The best thing I would suggest is to follow the original schematic, if it was posted as "tested and working", after hooking everything up, go back with a multimeter and verify all of your connections. Then apply power, with the fuse (switch fuse to 30A slow blow for regular use if desired).
 

Thread Starter

tecno40

Joined Feb 9, 2013
36
Just add a 10 amp fuse to the power rail if you don't have a current limiting supply to test with.

That is a large enough value to allow function, but low enough that it will blow before damage to parts occurs if something isn't wired correctly.

The best thing I would suggest is to follow the original schematic, if it was posted as "tested and working", after hooking everything up, go back with a multimeter and verify all of your connections.
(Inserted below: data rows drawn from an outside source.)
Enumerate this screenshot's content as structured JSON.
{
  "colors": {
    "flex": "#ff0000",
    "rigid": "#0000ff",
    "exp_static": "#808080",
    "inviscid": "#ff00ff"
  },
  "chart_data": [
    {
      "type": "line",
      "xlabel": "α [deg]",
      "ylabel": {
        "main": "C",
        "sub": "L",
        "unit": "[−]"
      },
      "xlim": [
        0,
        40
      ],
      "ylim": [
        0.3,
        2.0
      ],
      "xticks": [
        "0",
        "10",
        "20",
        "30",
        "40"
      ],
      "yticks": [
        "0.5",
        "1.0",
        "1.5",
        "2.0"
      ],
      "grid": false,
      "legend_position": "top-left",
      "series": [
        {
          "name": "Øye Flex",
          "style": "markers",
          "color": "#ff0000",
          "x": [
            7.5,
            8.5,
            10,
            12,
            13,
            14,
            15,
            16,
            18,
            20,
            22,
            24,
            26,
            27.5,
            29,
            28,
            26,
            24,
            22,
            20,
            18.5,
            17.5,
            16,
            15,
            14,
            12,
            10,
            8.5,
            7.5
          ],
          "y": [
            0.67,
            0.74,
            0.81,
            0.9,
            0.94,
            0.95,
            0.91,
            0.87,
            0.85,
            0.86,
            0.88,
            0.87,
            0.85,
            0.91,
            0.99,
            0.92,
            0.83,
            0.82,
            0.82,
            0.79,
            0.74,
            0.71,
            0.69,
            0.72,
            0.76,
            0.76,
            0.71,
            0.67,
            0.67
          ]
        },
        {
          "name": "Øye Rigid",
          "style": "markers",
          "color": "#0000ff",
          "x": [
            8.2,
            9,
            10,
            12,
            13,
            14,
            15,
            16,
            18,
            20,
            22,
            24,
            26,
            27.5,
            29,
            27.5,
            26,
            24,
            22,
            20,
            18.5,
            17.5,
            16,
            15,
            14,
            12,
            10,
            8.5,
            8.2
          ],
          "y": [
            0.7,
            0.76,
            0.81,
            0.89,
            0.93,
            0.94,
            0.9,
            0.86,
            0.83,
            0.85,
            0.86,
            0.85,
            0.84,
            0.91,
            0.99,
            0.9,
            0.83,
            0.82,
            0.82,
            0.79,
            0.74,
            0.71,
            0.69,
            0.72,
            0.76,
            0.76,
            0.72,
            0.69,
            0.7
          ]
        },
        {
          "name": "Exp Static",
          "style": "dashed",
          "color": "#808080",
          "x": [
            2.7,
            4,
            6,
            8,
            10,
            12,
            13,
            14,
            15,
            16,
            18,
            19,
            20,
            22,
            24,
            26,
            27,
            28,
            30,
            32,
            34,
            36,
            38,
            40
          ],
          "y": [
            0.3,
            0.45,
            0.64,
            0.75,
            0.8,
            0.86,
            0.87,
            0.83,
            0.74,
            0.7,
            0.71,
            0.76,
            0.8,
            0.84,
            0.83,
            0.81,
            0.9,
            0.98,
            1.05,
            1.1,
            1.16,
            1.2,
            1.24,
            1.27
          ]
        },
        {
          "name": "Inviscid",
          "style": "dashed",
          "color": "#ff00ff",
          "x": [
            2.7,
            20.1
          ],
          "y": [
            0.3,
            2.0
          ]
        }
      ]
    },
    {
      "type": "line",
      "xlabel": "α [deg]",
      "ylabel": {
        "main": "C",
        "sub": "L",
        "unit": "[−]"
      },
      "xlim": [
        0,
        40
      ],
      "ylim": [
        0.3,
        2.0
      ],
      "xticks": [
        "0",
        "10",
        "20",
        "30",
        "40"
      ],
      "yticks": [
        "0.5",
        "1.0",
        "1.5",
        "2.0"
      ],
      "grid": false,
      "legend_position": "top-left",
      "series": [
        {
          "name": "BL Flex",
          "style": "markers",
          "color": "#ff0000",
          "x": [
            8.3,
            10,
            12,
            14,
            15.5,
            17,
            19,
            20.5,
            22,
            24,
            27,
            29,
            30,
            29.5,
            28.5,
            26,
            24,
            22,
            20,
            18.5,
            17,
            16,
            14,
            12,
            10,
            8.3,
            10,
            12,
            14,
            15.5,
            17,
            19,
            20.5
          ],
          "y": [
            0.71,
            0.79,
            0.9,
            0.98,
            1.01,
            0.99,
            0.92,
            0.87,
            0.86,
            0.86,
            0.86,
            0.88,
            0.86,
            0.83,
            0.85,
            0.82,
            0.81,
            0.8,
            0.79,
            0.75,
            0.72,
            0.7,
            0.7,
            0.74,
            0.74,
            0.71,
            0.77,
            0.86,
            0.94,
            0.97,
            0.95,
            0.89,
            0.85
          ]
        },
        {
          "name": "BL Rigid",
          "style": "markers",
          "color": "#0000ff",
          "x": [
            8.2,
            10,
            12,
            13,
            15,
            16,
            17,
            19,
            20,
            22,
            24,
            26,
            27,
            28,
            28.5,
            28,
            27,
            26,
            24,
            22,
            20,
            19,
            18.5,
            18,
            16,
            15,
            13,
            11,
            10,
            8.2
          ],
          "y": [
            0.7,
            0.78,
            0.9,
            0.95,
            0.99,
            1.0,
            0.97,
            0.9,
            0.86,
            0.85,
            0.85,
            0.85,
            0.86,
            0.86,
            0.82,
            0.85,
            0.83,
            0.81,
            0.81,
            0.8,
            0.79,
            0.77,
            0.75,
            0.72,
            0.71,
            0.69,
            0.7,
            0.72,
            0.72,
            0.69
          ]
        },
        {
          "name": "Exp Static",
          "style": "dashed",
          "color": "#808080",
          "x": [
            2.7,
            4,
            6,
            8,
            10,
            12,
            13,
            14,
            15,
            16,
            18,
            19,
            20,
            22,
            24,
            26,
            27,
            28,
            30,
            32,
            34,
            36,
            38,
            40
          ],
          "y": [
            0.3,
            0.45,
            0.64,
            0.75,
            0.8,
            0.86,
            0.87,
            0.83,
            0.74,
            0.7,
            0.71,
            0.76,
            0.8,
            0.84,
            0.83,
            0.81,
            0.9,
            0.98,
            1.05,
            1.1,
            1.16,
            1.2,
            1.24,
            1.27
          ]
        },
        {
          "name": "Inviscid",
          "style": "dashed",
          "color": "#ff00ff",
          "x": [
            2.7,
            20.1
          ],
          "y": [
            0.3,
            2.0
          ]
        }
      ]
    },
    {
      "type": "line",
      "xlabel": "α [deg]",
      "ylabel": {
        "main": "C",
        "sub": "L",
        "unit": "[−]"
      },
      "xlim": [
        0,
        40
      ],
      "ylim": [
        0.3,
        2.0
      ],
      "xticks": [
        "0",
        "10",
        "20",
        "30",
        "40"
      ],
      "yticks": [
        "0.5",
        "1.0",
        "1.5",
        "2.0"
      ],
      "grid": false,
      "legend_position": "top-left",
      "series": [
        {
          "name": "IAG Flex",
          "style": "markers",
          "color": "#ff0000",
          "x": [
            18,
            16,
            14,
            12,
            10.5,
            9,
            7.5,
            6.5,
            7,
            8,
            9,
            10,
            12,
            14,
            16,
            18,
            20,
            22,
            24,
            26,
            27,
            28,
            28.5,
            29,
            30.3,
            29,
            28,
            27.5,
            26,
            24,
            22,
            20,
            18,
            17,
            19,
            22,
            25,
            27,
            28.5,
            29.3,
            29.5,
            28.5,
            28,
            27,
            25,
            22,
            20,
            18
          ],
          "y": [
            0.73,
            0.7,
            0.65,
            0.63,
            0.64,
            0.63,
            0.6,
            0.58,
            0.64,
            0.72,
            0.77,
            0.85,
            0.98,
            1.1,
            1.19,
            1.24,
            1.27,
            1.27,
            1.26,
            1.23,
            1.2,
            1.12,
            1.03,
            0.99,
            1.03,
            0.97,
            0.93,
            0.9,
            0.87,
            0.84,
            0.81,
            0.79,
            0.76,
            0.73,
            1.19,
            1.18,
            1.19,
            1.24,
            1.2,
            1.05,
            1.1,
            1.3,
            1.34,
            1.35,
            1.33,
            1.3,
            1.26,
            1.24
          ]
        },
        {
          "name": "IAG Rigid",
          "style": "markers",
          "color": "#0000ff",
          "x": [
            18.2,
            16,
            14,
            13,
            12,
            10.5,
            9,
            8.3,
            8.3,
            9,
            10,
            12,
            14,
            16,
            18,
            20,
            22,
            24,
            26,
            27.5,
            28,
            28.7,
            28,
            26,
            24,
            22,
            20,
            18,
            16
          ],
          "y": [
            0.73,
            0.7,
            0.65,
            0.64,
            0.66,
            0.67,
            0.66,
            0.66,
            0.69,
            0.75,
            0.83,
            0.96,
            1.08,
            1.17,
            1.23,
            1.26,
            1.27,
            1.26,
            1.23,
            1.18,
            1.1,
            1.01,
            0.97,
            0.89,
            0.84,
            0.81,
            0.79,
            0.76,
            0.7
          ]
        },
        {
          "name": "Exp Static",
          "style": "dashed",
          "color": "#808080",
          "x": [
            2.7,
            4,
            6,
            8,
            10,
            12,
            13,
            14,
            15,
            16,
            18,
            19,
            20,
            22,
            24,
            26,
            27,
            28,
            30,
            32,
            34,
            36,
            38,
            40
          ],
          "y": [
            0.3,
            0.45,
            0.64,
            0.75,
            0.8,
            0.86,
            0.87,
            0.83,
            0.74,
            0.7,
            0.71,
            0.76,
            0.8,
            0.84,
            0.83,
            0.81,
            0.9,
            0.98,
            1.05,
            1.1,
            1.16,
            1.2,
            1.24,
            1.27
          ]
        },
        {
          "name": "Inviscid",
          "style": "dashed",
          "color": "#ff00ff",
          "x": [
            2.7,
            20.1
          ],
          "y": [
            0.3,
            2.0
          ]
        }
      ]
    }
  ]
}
Then apply power, with the fuse (switch fuse to 30A slow blow for regular use if desired).
Replacing the 2nd volt meter with a 10amp fuse worked like a charm. I am now getting the full +/- 19V (My power source should be 18V, but it tends to supply a bit more). There is one part that seems to come loose occasionally, but I think I can make it more secure by changing the wiring to it.

Tomorrow I will work on slowly increasing the amperage until i get to the full 30.
 

Thread Starter

tecno40

Joined Feb 9, 2013
36
Ok, so today I attached the motor without a load to the H-Bridge to see if it could support it. The problem is the motor does not seem to be getting enough amps to turn on at all. Can an H-Bridge limit amps? My understanding was it would just blow up if too many amps went through it. Also I connected the motor directly to the power source and it worked fine so I know the H-Bridge it the source of the problem.
 

thatoneguy

Joined Feb 19, 2009
6,359
Post a schematic that reflects exactly how everything is hooked together right now, updated component values, anything else added or changed, etc.

Are you giving the +5v input to the h-Bridge to tell the motor to go foward?